Table Content getting converted to image in extracted html from document

ashu_agrawal_sirionlabs_com · March 6, 2024, 6:57pm

Hi Team,

When i am trying to extract html from word document , some of my content is getting converted to image and becoming non editable due to that. Please check.

Code :

public static void main(String[] args) throws Exception {
        com.aspose.words.License license = new com.aspose.words.License();
        license.setLicense("/home/saurabharora/Downloads/Aspose.Total.Product.Family.lic");

        Document document = new Document("/home/saurabharora/Downloads/document_test_image.docx");

        HtmlSaveOptions opts = new HtmlSaveOptions(SaveFormat.HTML);
        opts.setExportPageSetup(true);
        opts.setExportDocumentProperties(true);
        opts.setExportListLabels(ExportListLabels.BY_HTML_TAGS);
        opts.setExportImagesAsBase64(true);
        opts.setExportFontsAsBase64(true);
        opts.setExportHeadersFootersMode(ExportHeadersFootersMode.FIRST_PAGE_HEADER_FOOTER_PER_SECTION);
        opts.setCssStyleSheetType(CssStyleSheetType.EMBEDDED);
        opts.setExportTocPageNumbers(true);
        opts.setExportShapesAsSvg(false);
        opts.setExportRelativeFontSize(true);
        // opts.setExportPageMargins(true);
        ByteArrayOutputStream byteArrayOutputStream = new ByteArrayOutputStream();
        document.save(byteArrayOutputStream, opts);
        String html = byteArrayOutputStream.toString(StandardCharsets.UTF_8);
        System.out.println(html);
    }

Document :
document_test_image.zip (55.2 KB)

Thanks

alexey.noskov · March 7, 2024, 5:41am

@ashu_agrawal_sirionlabs_com This is an expected behavior, since content in your MS Word document is in textboxes.

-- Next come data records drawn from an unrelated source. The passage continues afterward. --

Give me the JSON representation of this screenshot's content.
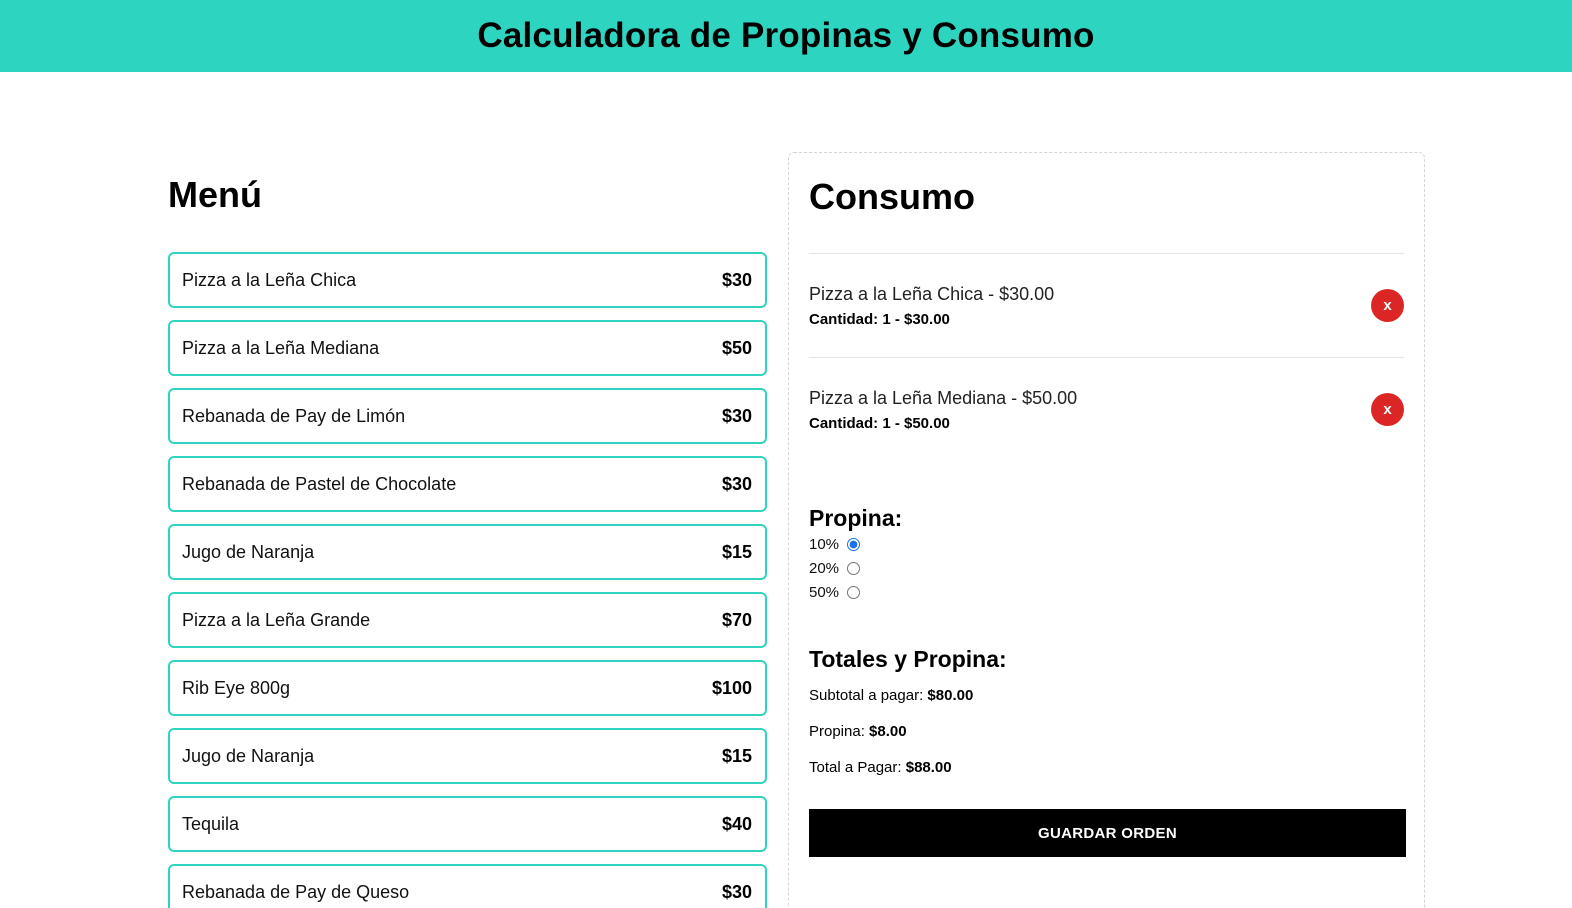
{
  "header": {
    "title": "Calculadora de Propinas y Consumo"
  },
  "menu": {
    "title": "Menú",
    "items": [
      {
        "name": "Pizza a la Leña Chica",
        "price": "$30"
      },
      {
        "name": "Pizza a la Leña Mediana",
        "price": "$50"
      },
      {
        "name": "Rebanada de Pay de Limón",
        "price": "$30"
      },
      {
        "name": "Rebanada de Pastel de Chocolate",
        "price": "$30"
      },
      {
        "name": "Jugo de Naranja",
        "price": "$15"
      },
      {
        "name": "Pizza a la Leña Grande",
        "price": "$70"
      },
      {
        "name": "Rib Eye 800g",
        "price": "$100"
      },
      {
        "name": "Jugo de Naranja",
        "price": "$15"
      },
      {
        "name": "Tequila",
        "price": "$40"
      },
      {
        "name": "Rebanada de Pay de Queso",
        "price": "$30"
      }
    ]
  },
  "consumo": {
    "title": "Consumo",
    "orders": [
      {
        "item_line": "Pizza a la Leña Chica - $30.00",
        "qty_line": "Cantidad: 1 - $30.00",
        "remove_label": "x"
      },
      {
        "item_line": "Pizza a la Leña Mediana - $50.00",
        "qty_line": "Cantidad: 1 - $50.00",
        "remove_label": "x"
      }
    ],
    "tip": {
      "title": "Propina:",
      "options": [
        {
          "label": "10%",
          "checked": true
        },
        {
          "label": "20%",
          "checked": false
        },
        {
          "label": "50%",
          "checked": false
        }
      ]
    },
    "totals": {
      "title": "Totales y Propina:",
      "subtotal_label": "Subtotal a pagar: ",
      "subtotal_value": "$80.00",
      "tip_label": "Propina: ",
      "tip_value": "$8.00",
      "total_label": "Total a Pagar: ",
      "total_value": "$88.00"
    },
    "save_label": "GUARDAR ORDEN"
  },
  "colors": {
    "accent": "#2dd4bf",
    "remove": "#dc2626",
    "button": "#000000"
  }
}
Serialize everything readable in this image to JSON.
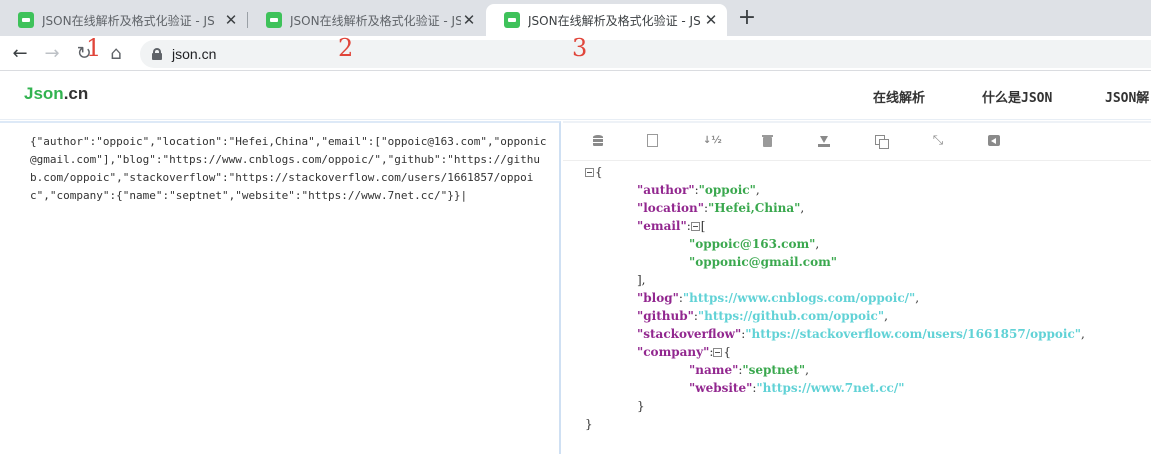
{
  "browser": {
    "tabs": [
      {
        "title": "JSON在线解析及格式化验证 - JS",
        "active": false
      },
      {
        "title": "JSON在线解析及格式化验证 - JS",
        "active": false
      },
      {
        "title": "JSON在线解析及格式化验证 - JS",
        "active": true
      }
    ],
    "new_tab": "+",
    "url": "json.cn"
  },
  "annotations": [
    "1",
    "2",
    "3"
  ],
  "site": {
    "logo_main": "Json",
    "logo_suffix": ".cn",
    "nav": [
      "在线解析",
      "什么是JSON",
      "JSON解"
    ]
  },
  "input_text": "{\"author\":\"oppoic\",\"location\":\"Hefei,China\",\"email\":[\"oppoic@163.com\",\"opponic@gmail.com\"],\"blog\":\"https://www.cnblogs.com/oppoic/\",\"github\":\"https://github.com/oppoic\",\"stackoverflow\":\"https://stackoverflow.com/users/1661857/oppoic\",\"company\":{\"name\":\"septnet\",\"website\":\"https://www.7net.cc/\"}}|",
  "toolbar_icons": [
    "database-icon",
    "document-icon",
    "sort-icon",
    "trash-icon",
    "download-icon",
    "copy-icon",
    "compress-icon",
    "share-icon"
  ],
  "tree": {
    "author": {
      "key": "\"author\"",
      "value": "\"oppoic\""
    },
    "location": {
      "key": "\"location\"",
      "value": "\"Hefei,China\""
    },
    "email": {
      "key": "\"email\"",
      "items": [
        "\"oppoic@163.com\"",
        "\"opponic@gmail.com\""
      ]
    },
    "blog": {
      "key": "\"blog\"",
      "value": "\"https://www.cnblogs.com/oppoic/\""
    },
    "github": {
      "key": "\"github\"",
      "value": "\"https://github.com/oppoic\""
    },
    "stackoverflow": {
      "key": "\"stackoverflow\"",
      "value": "\"https://stackoverflow.com/users/1661857/oppoic\""
    },
    "company": {
      "key": "\"company\"",
      "name": {
        "key": "\"name\"",
        "value": "\"septnet\""
      },
      "website": {
        "key": "\"website\"",
        "value": "\"https://www.7net.cc/\""
      }
    }
  },
  "colors": {
    "key": "#92278f",
    "string": "#3aa84e",
    "url": "#61d2d6",
    "brand": "#32b350",
    "annotation": "#e0453a"
  }
}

There is no meaningful way to export MS Word shapes to HTML, so shapes are exported as images. You can also export them as SVG:

Document doc = new Document("C:\\Temp\\in.docx");
HtmlSaveOptions opt = new HtmlSaveOptions();
opt.setPrettyFormat(true);
opt.setExportShapesAsSvg(true);
doc.save("C:\\Temp\\out.html", opt);

In this case textbox shapes are exported as SVG.